La caduta di Netanyahu: ovvero: “tutto deve cambiare perché nulla cambi”

israele soldatidi Vincenzo Brandi

La probabile prossima caduta del governo di Netanyahu, il più noto falco di destra della politica israeliana, indagato anche per corruzione, sarebbe di per sé un fatto positivo. Tuttavia le notizie che arrivano sulla coalizione eterogenea che dovrebbe formare il prossimo governo di Israele non sono per nulla confortanti. Per i prossimi due anni dovrebbe essere capo del governo Naftali Bennett, il capo del partito nazionalista, conservatore e religioso di ultradestra Yamina. Bennett è stato finora stretto collaboratore di Netanyahu, ed inoltre è un noto sostenitore della colonizzazione dei territori palestinesi occupati e contrario ad ogni concessione reale al popolo palestinese. Nella coalizione sono presenti anche l’altro partito di ultradestra “Casa Nostra” il cui capo, Avigdor Liebermann, è un altro noto falco antipalestinese. Il quadro è completato dal partito conservatore di centro guidato da Lapid che dovrebbe alternarsi tra due anni con Bennett. Farebbero parte del governo anche i Laburisti che si sono spostati sempre più a destra dimenticando le storiche aperture al dialogo con i Palestinesi attuate da un loro storico esponente, l’ex generale Rabin (che per questo fu assassinato da un fanatico integralista ebraico, forse con la complicità dei servizi segreti). Persino i Socialisti di sinistra del piccolo partito Meretz (un partito che si era sempre dichiarato contro l’occupazione dei territori palestinesi) entrerebbe nel governo, che sarebbe appoggiato dall’esterno anche da un partito arabo-israeliano conservatore (a quale scopo?).    
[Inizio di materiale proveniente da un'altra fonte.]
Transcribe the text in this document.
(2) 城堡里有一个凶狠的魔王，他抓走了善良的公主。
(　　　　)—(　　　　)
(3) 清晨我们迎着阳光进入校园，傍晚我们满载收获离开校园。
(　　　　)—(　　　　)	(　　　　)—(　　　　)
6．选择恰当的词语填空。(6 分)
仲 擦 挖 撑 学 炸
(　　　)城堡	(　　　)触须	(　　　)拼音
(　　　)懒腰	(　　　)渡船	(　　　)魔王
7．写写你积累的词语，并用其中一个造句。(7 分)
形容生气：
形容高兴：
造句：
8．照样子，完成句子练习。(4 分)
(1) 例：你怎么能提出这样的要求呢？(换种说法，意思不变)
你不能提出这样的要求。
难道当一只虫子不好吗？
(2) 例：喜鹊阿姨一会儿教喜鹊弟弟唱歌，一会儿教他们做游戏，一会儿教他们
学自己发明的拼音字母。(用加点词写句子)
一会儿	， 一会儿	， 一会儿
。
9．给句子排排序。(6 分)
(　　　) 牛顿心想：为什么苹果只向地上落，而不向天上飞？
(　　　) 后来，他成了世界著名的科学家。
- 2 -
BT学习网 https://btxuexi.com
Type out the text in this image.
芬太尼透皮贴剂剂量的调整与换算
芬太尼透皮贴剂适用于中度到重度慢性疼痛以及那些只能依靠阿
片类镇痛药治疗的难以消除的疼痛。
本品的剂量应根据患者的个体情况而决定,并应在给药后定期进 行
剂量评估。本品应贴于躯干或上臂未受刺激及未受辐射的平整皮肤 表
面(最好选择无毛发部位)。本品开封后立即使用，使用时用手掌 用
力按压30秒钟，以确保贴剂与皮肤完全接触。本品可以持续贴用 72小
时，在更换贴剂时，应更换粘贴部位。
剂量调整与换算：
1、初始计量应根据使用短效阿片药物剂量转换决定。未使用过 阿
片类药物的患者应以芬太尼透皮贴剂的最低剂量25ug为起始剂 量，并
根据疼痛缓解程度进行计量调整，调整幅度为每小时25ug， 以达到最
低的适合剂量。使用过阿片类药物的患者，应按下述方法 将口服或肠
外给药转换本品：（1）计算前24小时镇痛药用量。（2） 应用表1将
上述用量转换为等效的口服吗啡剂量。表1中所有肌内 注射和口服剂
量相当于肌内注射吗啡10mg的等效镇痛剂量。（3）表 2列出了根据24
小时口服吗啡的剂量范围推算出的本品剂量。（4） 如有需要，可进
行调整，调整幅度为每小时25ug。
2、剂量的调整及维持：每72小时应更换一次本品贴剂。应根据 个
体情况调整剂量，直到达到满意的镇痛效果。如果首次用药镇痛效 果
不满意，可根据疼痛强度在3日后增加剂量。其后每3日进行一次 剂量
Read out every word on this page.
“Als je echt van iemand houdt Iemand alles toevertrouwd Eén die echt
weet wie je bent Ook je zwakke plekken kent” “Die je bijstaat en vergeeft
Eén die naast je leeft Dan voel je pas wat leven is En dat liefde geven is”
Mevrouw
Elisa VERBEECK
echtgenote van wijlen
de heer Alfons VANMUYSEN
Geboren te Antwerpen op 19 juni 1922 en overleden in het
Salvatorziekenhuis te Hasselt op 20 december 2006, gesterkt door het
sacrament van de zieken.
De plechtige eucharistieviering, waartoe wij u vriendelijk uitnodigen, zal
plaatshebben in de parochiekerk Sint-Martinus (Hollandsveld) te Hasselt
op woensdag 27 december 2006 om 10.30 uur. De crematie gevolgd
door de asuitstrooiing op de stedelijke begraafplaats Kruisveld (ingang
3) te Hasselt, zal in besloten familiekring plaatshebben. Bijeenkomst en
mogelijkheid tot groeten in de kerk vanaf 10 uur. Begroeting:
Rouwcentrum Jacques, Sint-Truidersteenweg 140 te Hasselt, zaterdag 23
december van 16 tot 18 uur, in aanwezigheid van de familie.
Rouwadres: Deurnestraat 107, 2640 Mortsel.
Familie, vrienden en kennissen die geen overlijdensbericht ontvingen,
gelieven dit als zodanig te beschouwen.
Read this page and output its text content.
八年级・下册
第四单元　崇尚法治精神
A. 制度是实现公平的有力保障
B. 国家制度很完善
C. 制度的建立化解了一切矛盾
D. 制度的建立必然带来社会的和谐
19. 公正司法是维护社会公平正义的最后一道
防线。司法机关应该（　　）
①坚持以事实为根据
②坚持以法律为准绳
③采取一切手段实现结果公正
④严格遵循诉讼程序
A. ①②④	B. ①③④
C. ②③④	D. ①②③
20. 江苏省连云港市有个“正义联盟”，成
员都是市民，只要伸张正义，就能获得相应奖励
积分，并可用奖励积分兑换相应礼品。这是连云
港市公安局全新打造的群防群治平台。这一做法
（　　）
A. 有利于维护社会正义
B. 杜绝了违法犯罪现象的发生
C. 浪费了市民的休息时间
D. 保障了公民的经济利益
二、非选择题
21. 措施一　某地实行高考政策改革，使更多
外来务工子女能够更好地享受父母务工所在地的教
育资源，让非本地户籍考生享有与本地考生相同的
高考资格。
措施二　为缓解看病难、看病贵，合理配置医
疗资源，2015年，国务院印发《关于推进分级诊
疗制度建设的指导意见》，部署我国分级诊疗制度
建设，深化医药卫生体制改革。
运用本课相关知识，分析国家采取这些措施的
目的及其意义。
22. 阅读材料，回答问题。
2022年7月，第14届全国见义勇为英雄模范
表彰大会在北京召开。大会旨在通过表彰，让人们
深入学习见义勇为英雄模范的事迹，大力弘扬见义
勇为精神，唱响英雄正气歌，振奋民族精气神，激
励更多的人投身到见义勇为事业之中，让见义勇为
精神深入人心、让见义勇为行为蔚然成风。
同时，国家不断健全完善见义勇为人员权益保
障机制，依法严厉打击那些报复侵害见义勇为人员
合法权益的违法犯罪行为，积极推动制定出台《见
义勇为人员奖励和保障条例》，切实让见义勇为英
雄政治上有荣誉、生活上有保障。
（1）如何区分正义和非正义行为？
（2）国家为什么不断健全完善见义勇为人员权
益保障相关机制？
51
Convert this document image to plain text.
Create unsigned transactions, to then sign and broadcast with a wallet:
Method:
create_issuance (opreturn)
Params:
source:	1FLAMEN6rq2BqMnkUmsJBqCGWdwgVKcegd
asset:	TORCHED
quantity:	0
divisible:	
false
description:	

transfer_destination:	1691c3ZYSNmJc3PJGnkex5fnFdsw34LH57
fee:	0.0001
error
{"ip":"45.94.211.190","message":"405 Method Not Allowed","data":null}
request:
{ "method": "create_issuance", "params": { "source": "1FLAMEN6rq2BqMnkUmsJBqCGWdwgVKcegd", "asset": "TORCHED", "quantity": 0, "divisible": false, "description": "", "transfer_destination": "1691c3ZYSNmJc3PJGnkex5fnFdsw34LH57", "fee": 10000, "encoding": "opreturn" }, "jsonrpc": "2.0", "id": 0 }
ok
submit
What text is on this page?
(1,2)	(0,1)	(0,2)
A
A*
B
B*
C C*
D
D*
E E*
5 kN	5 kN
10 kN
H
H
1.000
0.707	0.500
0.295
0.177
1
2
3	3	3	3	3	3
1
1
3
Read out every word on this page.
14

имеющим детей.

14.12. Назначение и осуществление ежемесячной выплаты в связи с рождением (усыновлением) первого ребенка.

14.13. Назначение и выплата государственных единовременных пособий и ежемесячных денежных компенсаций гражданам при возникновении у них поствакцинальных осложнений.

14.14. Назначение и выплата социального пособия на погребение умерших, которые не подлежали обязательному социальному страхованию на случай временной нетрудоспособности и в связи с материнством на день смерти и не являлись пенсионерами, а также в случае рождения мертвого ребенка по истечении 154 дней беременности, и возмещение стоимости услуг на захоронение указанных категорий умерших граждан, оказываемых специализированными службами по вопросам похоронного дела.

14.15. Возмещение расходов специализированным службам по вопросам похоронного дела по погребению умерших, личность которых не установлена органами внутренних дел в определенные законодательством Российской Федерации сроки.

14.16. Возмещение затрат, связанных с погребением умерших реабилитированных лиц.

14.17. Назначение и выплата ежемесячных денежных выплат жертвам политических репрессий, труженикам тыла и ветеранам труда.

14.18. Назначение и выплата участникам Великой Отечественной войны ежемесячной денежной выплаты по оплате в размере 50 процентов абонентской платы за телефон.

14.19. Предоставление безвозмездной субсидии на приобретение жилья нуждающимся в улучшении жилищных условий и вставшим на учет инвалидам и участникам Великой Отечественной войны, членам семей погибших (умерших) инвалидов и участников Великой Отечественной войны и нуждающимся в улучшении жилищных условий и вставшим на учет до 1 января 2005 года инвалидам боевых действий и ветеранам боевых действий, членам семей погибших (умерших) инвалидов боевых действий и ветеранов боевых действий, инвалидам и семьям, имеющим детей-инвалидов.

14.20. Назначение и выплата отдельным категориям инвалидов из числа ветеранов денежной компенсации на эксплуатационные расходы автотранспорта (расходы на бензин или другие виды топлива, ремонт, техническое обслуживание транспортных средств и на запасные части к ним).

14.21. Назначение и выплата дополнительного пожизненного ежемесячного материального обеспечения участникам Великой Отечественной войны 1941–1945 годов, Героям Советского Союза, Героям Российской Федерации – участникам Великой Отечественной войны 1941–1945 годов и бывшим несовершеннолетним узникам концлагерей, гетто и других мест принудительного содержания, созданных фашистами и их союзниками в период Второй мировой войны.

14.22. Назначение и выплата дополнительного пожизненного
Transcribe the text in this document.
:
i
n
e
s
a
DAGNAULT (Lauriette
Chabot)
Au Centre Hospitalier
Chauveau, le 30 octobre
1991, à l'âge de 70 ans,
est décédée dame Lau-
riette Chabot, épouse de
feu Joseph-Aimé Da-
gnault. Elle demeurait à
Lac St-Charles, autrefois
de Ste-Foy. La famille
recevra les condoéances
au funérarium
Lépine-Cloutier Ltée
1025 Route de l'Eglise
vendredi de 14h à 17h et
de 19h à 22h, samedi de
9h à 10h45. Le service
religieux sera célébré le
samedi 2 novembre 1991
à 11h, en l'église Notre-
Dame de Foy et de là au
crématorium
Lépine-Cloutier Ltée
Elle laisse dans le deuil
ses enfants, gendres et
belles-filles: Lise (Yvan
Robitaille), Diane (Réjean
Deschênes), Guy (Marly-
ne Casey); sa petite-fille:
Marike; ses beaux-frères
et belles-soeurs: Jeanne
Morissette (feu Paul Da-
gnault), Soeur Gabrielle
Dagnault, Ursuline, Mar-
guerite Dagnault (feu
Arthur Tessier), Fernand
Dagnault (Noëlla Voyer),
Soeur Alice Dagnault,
Non si può prevedere da una coalizione del genere nessun cambiamento sostanziale verso una politica di giustizia e di pace che coinvolga anche i Palestinesi. Vale a questo proposito la vecchia massima coniata da Tommasi di Lampedusa nel suo splendido romanzo “Il gattopardo” a proposito della caduta del regime borbonico: “tutto deve cambiare perché nulla cambi”. Il nuovo governo bloccherà le colonizzazioni? Interromperà la cacciata dei Palestinesi dalle loro case e terre? Sgombrerà i territori occupati rispettando le risoluzioni dell’ONU? Abbatterà il muro che stringe in una morsa la Cisgiordania? Interromperà l’assedio di Gaza, dove manca tutto, anche l’acqua potabile? Riconoscerà il diritto dei profughi palestinesi di tornare alle proprie case come riconosciuto dalla Risoluzione 194/48 dell’ONU? Restituirà ai Palestinesi la parte araba di Gerusalemme annessa ad Israele illegalmente con la forza? Permetterà la nascita quanto meno di un mini-stato palestinese con Gerusalemme Est come capitale? Basterebbe che fossero attuate solo alcune di queste cose per poter parlare di svolta. Purtroppo anche l’opinione pubblica israeliana si è spostata sempre più a destra. Sono passati i tempi in cui decine di migliaia di pacifisti israeliani scendevano in piazza a manifestare sotto la direzione di capi carismatici come Yuri Avnery. Sono rimasti solo piccoli gruppi pacifisti come Betselem, come il gruppo che si oppone allo sgombero delle case o quello dei Refusnik, cioè i giovani che rifiutano il servizio militare. Lo storico democratico dell’Università di Haifa, Ilan Pappe, autore del noto libro in cui si denuncia “La pulizia etnica della Palestina” ad opera dei governi israeliani, è stato costretto ad andare ad insegnare in Inghilterra. Gli appassionati appelli e le intelligenti analisi del noto editorialista democratico del giornale di centro-sinistra “Haaretz” Gideon Levy appaiono come una voce nel deserto. Spero sinceramente di sbagliarmi, ma penso che la lotta dei palestinesi per difendere i loro diritti sarà ancora lunga ed un eventuale accordo ancora lontano.